Natália Faria e Ana Henriques, in Público on-line
Entre 2016 e 2017, um oficial de justiça vociferou nas redes sociais contra negros, homossexuais, judeus e detractores de Donald Trump, entre outros. Durante o julgamento, mostrou-se arrependido e alegou que a tentativa de afirmação nas redes sociais procurava iludir o facto de se sentir hostilizado no local de trabalho. O tribunal obrigou-o a pagar mil euros e proibiu-o de votar durante quatro anos.
Ao longo de oito meses, um escrivão auxiliar, em funções no Tribunal Judicial de Aveiro, usou as redes sociais Facebook e Twitter para destilar o seu ódio face aos judeus, aos negros, aos homossexuais, a tudo, enfim, que se desviasse da norma. Sem esconder a sua identidade profissional, e numa altura em que até andava a estudar Direito, incitou à discriminação, veiculou simbologia nazi e desafiou os seus mais de mil seguidores à prática de crimes como o de defecar em campas. Quando foi denunciado, mostrou-se arrependido, desculpou-se com o facto de se sentir hostilizado e alegou instabilidade emocional. Tinha, aliás, começado a fazer psicoterapia. Ainda assim, o tribunal entendeu que tais publicações acarretaram uma “diminuição da sua idoneidade cívica” e condenou-o à proibição de votar em quaisquer eleições durante quatro anos consecutivos.
O crime de discriminação racial, religiosa ou sexual e de instigação pública à pratica de um crime – no caso o de profanação da campa do ex-Presidente da República Mário Soares – foi cometido no período em que o arguido, trabalhando como oficial de justiça num tribunal de Aveiro, começou, mais concretamente a 30 de Julho de 2016, a publicar nas suas contas do Facebook e Twitter mensagens contra africanos, muçulmanos, mestiços, judeus e até detractores do presidente norte-americano Donald Trump, equiparando-os a símios entre a outros epítetos dificilmente reproduzíveis. Nas suas páginas, cabia ainda o cepticismo sobre o aquecimento global, “a segunda maior mentira de sempre imposta à humanidade, logo após o holocausto”.
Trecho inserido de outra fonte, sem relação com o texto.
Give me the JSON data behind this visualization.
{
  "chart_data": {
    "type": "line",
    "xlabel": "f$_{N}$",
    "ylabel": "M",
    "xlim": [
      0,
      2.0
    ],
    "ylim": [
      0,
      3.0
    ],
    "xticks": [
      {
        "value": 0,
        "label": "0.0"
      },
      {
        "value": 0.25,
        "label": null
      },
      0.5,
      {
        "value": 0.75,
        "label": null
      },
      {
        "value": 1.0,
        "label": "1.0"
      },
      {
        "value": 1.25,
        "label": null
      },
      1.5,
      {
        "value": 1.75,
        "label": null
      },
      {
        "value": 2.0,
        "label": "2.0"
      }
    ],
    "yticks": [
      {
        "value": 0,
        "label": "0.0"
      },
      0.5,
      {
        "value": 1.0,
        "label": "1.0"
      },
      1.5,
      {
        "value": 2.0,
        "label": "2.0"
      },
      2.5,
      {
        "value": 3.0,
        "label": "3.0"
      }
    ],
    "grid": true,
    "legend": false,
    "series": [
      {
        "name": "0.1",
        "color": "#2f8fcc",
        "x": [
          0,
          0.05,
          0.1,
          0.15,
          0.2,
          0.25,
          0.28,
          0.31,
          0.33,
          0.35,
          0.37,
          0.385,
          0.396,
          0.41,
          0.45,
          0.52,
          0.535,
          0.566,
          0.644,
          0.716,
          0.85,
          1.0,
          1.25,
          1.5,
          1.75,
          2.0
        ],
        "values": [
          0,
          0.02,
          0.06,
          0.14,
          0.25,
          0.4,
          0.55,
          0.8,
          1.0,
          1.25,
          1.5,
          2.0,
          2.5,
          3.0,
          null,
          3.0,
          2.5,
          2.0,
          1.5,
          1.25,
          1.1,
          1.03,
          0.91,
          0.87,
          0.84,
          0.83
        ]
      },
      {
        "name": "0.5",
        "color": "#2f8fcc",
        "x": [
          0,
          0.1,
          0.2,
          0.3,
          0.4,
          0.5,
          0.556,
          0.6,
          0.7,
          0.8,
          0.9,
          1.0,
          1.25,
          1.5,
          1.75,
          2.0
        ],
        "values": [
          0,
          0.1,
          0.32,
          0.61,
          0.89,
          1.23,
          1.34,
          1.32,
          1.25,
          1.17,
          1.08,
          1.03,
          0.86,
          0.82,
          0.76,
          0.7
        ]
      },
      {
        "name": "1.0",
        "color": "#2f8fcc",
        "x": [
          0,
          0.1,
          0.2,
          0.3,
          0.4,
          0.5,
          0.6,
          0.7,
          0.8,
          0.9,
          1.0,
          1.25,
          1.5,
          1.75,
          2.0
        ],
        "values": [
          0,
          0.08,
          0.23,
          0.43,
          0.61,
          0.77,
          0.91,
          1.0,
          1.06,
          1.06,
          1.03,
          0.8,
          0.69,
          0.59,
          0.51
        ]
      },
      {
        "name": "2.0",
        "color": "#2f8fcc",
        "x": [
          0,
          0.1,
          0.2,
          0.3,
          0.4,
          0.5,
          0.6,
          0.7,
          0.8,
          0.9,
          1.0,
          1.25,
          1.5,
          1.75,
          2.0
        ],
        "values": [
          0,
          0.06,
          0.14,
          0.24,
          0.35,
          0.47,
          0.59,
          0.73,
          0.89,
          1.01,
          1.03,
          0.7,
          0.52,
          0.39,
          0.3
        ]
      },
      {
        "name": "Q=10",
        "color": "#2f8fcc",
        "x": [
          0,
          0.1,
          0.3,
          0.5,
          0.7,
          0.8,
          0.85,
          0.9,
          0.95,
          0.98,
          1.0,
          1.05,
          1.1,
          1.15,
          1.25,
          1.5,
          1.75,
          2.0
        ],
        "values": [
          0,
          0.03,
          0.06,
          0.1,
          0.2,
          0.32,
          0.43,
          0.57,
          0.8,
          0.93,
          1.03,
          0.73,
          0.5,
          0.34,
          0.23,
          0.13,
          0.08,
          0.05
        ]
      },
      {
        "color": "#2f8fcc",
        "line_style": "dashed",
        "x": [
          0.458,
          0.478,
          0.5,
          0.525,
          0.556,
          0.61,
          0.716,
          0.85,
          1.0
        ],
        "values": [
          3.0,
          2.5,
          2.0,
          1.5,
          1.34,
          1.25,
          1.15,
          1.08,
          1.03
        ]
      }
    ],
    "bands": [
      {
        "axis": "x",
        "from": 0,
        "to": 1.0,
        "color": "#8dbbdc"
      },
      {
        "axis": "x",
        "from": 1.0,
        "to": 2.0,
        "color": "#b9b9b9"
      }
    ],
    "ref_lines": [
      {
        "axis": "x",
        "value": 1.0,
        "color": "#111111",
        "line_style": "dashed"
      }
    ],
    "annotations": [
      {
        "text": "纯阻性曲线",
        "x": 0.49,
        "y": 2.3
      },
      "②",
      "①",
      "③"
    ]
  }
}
Até Abril do ano seguinte, as publicações mantiveram-se de acesso livre, tendo ficado condicionadas a “seguidores autorizados” a partir daquela data. Quando foi chamado a responder em tribunal, depois da queixa apresentada por uma testemunha que se sentiu “chocada”, o arguido reconheceu que tais comentários eram “incitadores e encorajadores” de discriminação e de ódio contra “pessoas ou grupos de pessoas por causa da sua raça, cor, origem étnica ou nacional, religião, sexo ou orientação sexual”, conforme se lê no respectivo acórdão a que o PÚBLICO teve acesso. E não deu sinais de não perceber que tal conduta era diminuidora da sua idoneidade cívica e funcional, além de censurável e punível criminalmente. Em sua defesa, mostrou-se “arrependido e envergonhado”. Alegou que se tratava de uma estratégia de compensação para garantir a sua “estabilidade emocional global”, que dizia ameaçada pela hostilidade que lhe era dirigida no local de trabalho e que o levara a isolar-se e a refugiar-se nas redes sociais, onde apenas se destaca quem seja “capaz de utilizar linguagem agressiva sobre temas polémicos”. Sustentou, de resto, que tinha recorrido a consultas de psicologia.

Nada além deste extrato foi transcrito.